Мне стало жаль генерала, который, видимо, уже опустился ниже той грани, за которой самолюбие совмещалось с самоуничижением. Я пристальней уставился в веер карт, едва сдерживаясь от волнения, которое вызывало у меня прикосновение девичьего колена под столом.

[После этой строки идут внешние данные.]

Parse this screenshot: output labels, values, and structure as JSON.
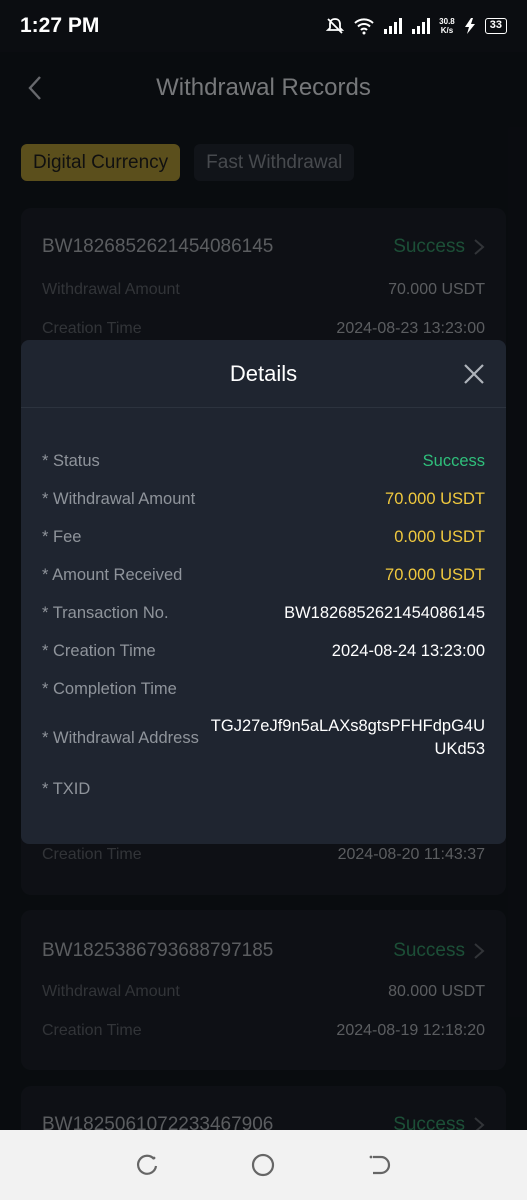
{
  "status_bar": {
    "time": "1:27 PM",
    "speed_value": "30.8",
    "speed_unit": "K/s",
    "battery": "33"
  },
  "header": {
    "title": "Withdrawal Records"
  },
  "tabs": [
    {
      "label": "Digital Currency"
    },
    {
      "label": "Fast Withdrawal"
    }
  ],
  "records": [
    {
      "order_no": "BW1826852621454086145",
      "status": "Success",
      "amount_label": "Withdrawal Amount",
      "amount": "70.000 USDT",
      "time_label": "Creation Time",
      "time": "2024-08-23 13:23:00"
    },
    {
      "time_label": "Creation Time",
      "time": "2024-08-20 11:43:37"
    },
    {
      "order_no": "BW1825386793688797185",
      "status": "Success",
      "amount_label": "Withdrawal Amount",
      "amount": "80.000 USDT",
      "time_label": "Creation Time",
      "time": "2024-08-19 12:18:20"
    },
    {
      "order_no": "BW1825061072233467906",
      "status": "Success"
    }
  ],
  "details": {
    "title": "Details",
    "rows": [
      {
        "label": "* Status",
        "value": "Success"
      },
      {
        "label": "* Withdrawal Amount",
        "value": "70.000 USDT"
      },
      {
        "label": "* Fee",
        "value": "0.000 USDT"
      },
      {
        "label": "* Amount Received",
        "value": "70.000 USDT"
      },
      {
        "label": "* Transaction No.",
        "value": "BW1826852621454086145"
      },
      {
        "label": "* Creation Time",
        "value": "2024-08-24 13:23:00"
      },
      {
        "label": "* Completion Time",
        "value": ""
      },
      {
        "label": "* Withdrawal Address",
        "value": "TGJ27eJf9n5aLAXs8gtsPFHFdpG4UUKd53"
      },
      {
        "label": "* TXID",
        "value": ""
      }
    ]
  },
  "colors": {
    "success_green": "#2fbf7b",
    "amount_gold": "#f0c93e",
    "tab_active": "#8d7a2b"
  },
  "icons": {
    "back": "chevron-left-icon",
    "close": "close-icon",
    "status_chevron": "chevron-right-icon",
    "nav_recents": "recents-icon",
    "nav_home": "home-icon",
    "nav_back": "back-icon"
  }
}
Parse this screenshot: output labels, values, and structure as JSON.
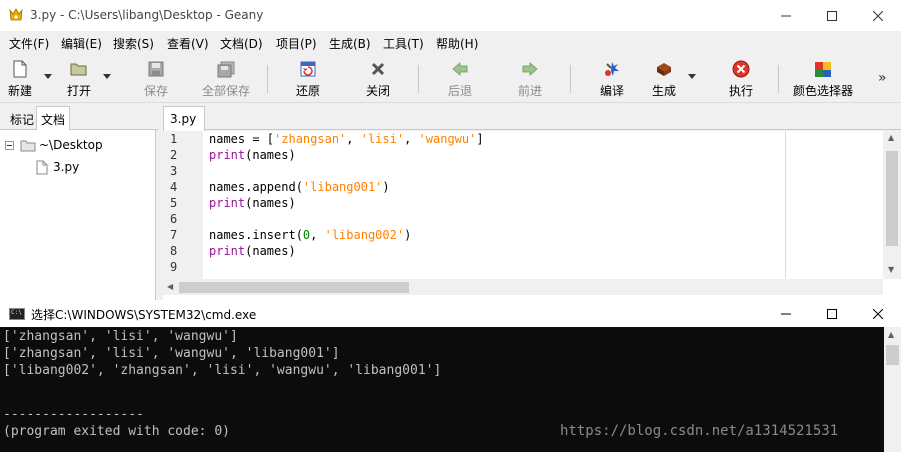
{
  "geany": {
    "title": "3.py - C:\\Users\\libang\\Desktop - Geany",
    "menu": [
      "文件(F)",
      "编辑(E)",
      "搜索(S)",
      "查看(V)",
      "文档(D)",
      "项目(P)",
      "生成(B)",
      "工具(T)",
      "帮助(H)"
    ],
    "toolbar": {
      "new": "新建",
      "open": "打开",
      "save": "保存",
      "save_all": "全部保存",
      "revert": "还原",
      "close": "关闭",
      "back": "后退",
      "forward": "前进",
      "compile": "编译",
      "build": "生成",
      "execute": "执行",
      "color_chooser": "颜色选择器",
      "more": "»"
    },
    "sidebar": {
      "tabs": [
        "标记",
        "文档"
      ],
      "folder": "~\\Desktop",
      "file": "3.py"
    },
    "editor": {
      "tab": "3.py",
      "line_numbers": [
        "1",
        "2",
        "3",
        "4",
        "5",
        "6",
        "7",
        "8",
        "9"
      ],
      "code": {
        "l1": {
          "a": "names = [",
          "s1": "'zhangsan'",
          "c1": ", ",
          "s2": "'lisi'",
          "c2": ", ",
          "s3": "'wangwu'",
          "b": "]"
        },
        "l2": {
          "kw": "print",
          "rest": "(names)"
        },
        "l4": {
          "a": "names.append(",
          "s": "'libang001'",
          "b": ")"
        },
        "l5": {
          "kw": "print",
          "rest": "(names)"
        },
        "l7": {
          "a": "names.insert(",
          "n": "0",
          "c": ", ",
          "s": "'libang002'",
          "b": ")"
        },
        "l8": {
          "kw": "print",
          "rest": "(names)"
        }
      }
    }
  },
  "cmd": {
    "title": "选择C:\\WINDOWS\\SYSTEM32\\cmd.exe",
    "icon_text": "C:\\",
    "output": [
      "['zhangsan', 'lisi', 'wangwu']",
      "['zhangsan', 'lisi', 'wangwu', 'libang001']",
      "['libang002', 'zhangsan', 'lisi', 'wangwu', 'libang001']",
      "",
      "",
      "------------------",
      "(program exited with code: 0)"
    ],
    "watermark": "https://blog.csdn.net/a1314521531"
  },
  "colors": {
    "keyword": "#991199",
    "string": "#ff8000",
    "number": "#007f00",
    "console_bg": "#0c0c0c",
    "console_text": "#c0c0c0"
  }
}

– Сейчас, – начал я горячо говорить, стараясь увести в сторону разговор, – важно не пустить историю на самотек. Наступила эпоха золотой лихорадки. Война за раздел делянок неизбежна. Задача нравственных сил страны – направить ее в созидательное русло. В физике есть явление направленного взрыва. Недавно в прикаспийской степи направленным атомным взрывом был потушен пожар на газоносном месторождении. Факел высотой в триста метров грохотал над степью в течение года. Стаи перелетных птиц в сумерках отклонялись на его сияние. Привлеченные трупами дроздов, гусей, фламинго, шакалы и волки перестали бояться людей. Вот и наша страна представляет сейчас подобное пылающее месторождение. Оно горит огнем, оно гибельно даже для птиц высокого полета и полно падальщиков. Наша задача любой ценой направить целительный взрыв на пламя.
Всё это время муж Веры насмешливо посматривал на Павла и как будто не замечал меня, чувствовавшего на своих щеках пристальный немигающий взгляд Веры.
– Каким ты был, казак, таким ты и остался, – пожал плечами Павел, переведя на меня взгляд от карт. – Не взрослеешь, дядя.
А я, взглянув на Веру, заметил в ее разгоревшемся от моей речи взгляде то, что поразило меня и только усилило желание. Я продолжил, заметив, что генерал кивнул, хотя этот его хмельной жест не означал многого.
– Главное – не дать старой власти воцариться под новыми лозунгами. Согласен, идея утопическая. За нее рупь двадцать дают. Но что-то же надо делать? Сейчас полно падальщиков, они расклевывают труп родины. Важно подавить в себе низменные инстинкты, остаться самим собой… Длительное сопротивление превращает врага в недруга, потом в соратника. Во время ближнего боя, чтобы убить, приходится обнимать. Объятие – оружие гражданской войны. Надо отделять будничное от святого. Не надо ходить на собрания нечестивых.
– Вы часто принимали участие в ближнем бою, юноша? – улыбаясь в усы, спросил меня муж Веры.
– Постой, Никита, дай я скажу… – зарделась Вера. – Люблю физиков, всё им можно объяснить. По мне, так те, кто стоит в толпе на Ордынке, как раз и решили отделить себя от будней. А ты, Павел, их презираешь.
Вера стала говорить отрывисто и убежденно. Многое из ее речи мне было против шерсти. Но я слушал внимательно, какая-то неведомая сила заставляла меня испытывать с ней солидарность.
Она говорила о том, что, пока страна переходит из одних рук в другие, нельзя оставаться в стороне.
– Если тебя волнует будущее, – говорила она, не глядя мне в глаза, – нужно позаботиться, чтобы оно не прошло мимо. Павку Корчагина в школе все проходили? Он что сказал? «Жизнь надо прожить так, чтобы не было мучительно больно за бесцельно прожитые годы». Понял? А ты предлагаешь отойти в сторонку и дождаться, пока другие сокровища разнесут по норам. Все уж по домам, а ты так и стоишь – в гордом одиночестве, весь в белом. Как Д’Артаньян.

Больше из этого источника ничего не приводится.